I have these litte scripture prayer cards that i got a year or two ago. I was reading one a few minutes ago and wanted to share it. HELP ME LORD, to finally comprehend what it means to consider it pure joy whenever i face trials of many kinds. Help me to know that the testing of my faith develops perserverance. Perserverance must finish its work in me so that i may be mature and complete lacking nothing.(james 1:2-4) Lord, You are not asking me to rejoice that i have lost someone or something precious but tYou know that in my loss i can rejoice in all I have to gain if I'm willing. Never must my suffering be in vain.
This reigns so true in me.

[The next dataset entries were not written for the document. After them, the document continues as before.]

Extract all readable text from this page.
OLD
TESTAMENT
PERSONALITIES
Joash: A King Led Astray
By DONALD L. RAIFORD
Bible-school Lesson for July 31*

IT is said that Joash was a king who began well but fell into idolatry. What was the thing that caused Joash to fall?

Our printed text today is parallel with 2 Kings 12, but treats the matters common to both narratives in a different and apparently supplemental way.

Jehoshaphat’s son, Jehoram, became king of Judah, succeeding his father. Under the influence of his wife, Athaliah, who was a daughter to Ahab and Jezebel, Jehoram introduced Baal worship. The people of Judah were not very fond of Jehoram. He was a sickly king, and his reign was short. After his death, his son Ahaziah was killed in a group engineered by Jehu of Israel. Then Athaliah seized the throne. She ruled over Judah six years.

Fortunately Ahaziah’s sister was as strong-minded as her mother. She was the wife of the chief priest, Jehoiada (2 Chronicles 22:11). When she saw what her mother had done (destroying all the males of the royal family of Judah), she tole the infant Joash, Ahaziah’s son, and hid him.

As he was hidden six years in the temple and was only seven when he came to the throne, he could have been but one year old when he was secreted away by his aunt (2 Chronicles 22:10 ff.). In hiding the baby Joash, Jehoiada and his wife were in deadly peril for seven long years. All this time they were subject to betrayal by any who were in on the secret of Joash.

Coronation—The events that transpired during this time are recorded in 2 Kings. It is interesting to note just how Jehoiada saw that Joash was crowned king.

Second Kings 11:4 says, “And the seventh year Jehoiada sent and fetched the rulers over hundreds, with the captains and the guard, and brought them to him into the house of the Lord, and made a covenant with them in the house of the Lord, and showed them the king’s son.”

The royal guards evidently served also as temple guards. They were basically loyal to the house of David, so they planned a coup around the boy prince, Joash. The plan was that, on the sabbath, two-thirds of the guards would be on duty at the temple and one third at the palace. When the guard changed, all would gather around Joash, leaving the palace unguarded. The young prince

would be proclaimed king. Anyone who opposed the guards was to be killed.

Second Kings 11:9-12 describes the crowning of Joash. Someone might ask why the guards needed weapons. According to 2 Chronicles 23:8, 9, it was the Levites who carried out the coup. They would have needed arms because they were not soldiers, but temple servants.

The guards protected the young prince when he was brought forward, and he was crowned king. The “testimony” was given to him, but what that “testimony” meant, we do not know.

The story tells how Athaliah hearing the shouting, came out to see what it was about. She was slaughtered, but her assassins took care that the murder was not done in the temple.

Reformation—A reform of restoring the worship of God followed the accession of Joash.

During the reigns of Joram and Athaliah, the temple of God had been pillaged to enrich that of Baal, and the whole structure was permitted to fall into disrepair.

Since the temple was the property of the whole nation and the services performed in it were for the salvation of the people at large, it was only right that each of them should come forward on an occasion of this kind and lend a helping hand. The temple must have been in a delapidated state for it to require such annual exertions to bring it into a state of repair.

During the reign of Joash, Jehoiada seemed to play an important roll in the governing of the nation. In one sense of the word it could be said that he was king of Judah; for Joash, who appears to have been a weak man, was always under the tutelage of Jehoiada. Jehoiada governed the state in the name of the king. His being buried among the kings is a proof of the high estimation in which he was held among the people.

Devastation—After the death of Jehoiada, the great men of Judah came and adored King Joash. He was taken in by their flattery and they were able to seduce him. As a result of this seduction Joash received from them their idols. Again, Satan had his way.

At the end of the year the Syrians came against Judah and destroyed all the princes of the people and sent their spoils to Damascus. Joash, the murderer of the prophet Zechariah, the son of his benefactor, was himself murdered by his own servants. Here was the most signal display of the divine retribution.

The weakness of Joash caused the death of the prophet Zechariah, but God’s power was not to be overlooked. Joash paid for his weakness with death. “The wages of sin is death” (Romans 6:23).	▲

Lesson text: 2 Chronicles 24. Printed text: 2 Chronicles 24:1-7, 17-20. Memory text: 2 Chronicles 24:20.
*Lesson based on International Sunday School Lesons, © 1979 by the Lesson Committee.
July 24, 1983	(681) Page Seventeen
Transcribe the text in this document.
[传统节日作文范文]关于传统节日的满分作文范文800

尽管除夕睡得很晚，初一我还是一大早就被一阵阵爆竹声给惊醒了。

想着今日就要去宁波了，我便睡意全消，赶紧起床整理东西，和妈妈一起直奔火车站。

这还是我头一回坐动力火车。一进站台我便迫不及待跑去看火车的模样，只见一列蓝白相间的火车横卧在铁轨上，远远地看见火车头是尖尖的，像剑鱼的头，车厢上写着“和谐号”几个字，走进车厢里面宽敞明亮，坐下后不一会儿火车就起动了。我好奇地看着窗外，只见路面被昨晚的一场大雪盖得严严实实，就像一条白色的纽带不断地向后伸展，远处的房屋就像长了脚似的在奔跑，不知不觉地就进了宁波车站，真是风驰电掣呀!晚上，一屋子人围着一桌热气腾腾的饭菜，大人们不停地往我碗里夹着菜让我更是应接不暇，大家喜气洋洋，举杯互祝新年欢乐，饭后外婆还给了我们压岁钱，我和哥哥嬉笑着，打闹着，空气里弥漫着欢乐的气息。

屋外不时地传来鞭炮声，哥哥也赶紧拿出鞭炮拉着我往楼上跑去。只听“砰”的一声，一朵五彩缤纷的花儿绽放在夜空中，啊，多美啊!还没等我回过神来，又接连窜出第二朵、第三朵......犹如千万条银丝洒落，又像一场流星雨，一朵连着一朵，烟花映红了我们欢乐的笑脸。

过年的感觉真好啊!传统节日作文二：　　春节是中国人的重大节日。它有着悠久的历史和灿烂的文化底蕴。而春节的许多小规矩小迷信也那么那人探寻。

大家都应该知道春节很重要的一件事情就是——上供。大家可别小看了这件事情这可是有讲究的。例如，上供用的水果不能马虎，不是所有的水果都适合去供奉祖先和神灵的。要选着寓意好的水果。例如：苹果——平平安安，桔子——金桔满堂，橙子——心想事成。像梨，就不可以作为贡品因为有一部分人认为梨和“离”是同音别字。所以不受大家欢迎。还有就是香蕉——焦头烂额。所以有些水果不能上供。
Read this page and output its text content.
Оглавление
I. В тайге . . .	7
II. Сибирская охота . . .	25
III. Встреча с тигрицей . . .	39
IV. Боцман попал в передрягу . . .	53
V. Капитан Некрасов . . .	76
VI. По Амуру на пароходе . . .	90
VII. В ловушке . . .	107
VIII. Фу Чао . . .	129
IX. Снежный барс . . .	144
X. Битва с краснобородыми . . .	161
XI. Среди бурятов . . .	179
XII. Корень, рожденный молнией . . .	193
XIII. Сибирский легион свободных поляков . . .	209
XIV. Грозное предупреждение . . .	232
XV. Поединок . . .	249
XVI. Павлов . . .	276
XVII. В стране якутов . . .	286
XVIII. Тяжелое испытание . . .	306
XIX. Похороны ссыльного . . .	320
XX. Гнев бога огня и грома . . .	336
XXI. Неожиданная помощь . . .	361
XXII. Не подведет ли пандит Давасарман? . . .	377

The last few months i have really struggled with who i am during this time of illness. I also struggle with knowing he has a plan through this and that I am not useless. Now i know i'm not useless but its hard for me to see it sometimes because i think of all that i use to do and am not able to do now. Sometimes it just clouds my mind and I lose sight of God and his plan.  I let those negative thoughts in and they just creep in and settle and before long its not good in there. But day by Day God is showing me his plan. I know that i may not be able to dance anymore or even do laundry and household chores like i use to but God has a purpose and he's molding me into someone that meets that purpose. So your welcome along on this journey.  This will be kind of a mix of my thoughts prayers and journey and how card making fits in it all.